その先生の声で、さっきまでは静かだったクラスは一気に騒がしくなる。

友達同士でどこに行くか話ている人、一緒に帰らないかと誘う人、部活に向かう人。


私はそんな人達に目もくれず、1人教室をでて図書館に向かう。未瑠や彩はそれぞれ部活動に所属しているから放課後は基本私1人、でも家に帰ってもやることがないという今日のみたいな日はこうして図書館にやってきて暇を潰しているのだ。


ガラガラガラ……


扉は今にも壊れそうな状態で、図書館の中もほとんど人は立ち入らないためそこまで綺麗というわけではない。

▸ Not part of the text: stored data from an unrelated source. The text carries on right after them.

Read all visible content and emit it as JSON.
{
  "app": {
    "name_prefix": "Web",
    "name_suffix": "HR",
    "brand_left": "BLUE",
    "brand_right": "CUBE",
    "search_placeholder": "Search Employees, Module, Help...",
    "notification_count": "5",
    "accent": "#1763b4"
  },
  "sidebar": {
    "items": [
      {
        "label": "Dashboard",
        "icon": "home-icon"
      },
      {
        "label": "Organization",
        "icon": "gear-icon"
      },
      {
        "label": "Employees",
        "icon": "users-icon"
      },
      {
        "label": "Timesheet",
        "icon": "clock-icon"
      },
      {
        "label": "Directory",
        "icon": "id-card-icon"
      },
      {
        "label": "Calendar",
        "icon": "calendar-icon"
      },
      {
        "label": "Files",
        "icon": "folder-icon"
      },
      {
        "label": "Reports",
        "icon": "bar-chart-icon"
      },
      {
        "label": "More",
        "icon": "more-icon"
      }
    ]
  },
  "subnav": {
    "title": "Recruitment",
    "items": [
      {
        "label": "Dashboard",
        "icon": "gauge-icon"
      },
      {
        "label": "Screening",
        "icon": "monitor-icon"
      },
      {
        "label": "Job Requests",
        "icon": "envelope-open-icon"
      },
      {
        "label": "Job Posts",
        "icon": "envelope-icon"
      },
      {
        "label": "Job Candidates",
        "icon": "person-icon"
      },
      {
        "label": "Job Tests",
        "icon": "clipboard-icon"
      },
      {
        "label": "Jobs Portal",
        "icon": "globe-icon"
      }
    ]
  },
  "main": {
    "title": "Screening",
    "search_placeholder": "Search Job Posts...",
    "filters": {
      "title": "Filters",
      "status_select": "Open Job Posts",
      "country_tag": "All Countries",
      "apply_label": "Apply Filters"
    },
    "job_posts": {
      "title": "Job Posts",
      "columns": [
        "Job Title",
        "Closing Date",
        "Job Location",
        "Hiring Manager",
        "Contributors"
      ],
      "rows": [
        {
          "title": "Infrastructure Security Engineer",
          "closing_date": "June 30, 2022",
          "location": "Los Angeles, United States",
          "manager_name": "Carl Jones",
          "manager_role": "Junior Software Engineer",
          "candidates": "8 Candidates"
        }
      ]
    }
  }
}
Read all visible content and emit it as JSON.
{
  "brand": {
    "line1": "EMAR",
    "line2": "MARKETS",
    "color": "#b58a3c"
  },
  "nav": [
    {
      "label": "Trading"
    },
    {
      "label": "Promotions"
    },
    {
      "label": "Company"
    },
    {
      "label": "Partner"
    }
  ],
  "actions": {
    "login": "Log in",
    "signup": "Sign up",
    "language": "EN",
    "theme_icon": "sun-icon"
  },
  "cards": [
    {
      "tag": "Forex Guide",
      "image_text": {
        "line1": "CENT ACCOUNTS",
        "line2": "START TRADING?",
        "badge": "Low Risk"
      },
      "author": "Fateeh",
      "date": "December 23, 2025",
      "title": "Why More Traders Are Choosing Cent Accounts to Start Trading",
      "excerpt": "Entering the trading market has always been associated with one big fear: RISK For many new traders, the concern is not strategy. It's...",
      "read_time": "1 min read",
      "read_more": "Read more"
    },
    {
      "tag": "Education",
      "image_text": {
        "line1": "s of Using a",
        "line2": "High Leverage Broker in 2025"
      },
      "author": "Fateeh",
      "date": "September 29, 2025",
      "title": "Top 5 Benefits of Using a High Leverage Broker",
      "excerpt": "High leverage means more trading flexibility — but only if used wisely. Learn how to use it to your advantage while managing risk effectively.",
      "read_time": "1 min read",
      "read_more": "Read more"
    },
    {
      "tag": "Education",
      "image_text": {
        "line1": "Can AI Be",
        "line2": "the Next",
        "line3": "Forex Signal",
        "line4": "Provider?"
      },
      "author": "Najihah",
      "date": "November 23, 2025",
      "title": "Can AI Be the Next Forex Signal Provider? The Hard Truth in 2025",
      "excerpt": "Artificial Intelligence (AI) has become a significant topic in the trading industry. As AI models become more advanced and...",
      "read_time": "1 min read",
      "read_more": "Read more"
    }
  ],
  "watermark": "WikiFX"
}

私は適当に数冊本を選んで、1番隅の椅子に座って読書を開始した。




「………きて」


「……」


「……おきて」


「…んんっ……」


「起きろー!」


「ひゃっ!」


聞き覚えのある声が2つ。顔を上げると、ニコニコ顔の彩と笑いを堪えている未瑠がいた。


「おはよーひよりんっ」


「ひゃっ!って……ふふっ…可愛いかよ……」


「私いつの間に……

というか、2人はなんでここに?」


2人は運動部だし、放課後に校舎に入ることなんてほとんどないはずだ。


「いやさ?男子が、図書館に天使がいるとかわけ分かんないこといってたからもしかしたらひーちゃんかなって思って」


「天使は冗談でしょ……」


「いや?実際、すごい可愛い寝顔だったよ。ね、彩?」


「うん!」


「はぁ……。まぁそういうことでいいよ」


私はポケットのスマホを取り出して時間を確認すると、もう7時になっていた。


「よし!じゃあひよりんも起きたことだし、久しぶりにみんなで帰ろー!」


「ひーちゃーん。早く準備しないと置いてくぞー」


「ちょっ。まってよ」


「待ちませーん。おっさき〜」


未瑠は私の準備が終わったのを見て、図書館から先に飛び出して行った。


「あ、ちょっと!」


「なるほど、鬼ごっこってことだね!負けないよ〜!」


「彩までっ!まてぇ〜!」


そしてこの後、私たちは先生に「廊下を走るな!」と言われて捕まり、翌日の放課後に中庭の草抜きを命じられることになるのだった。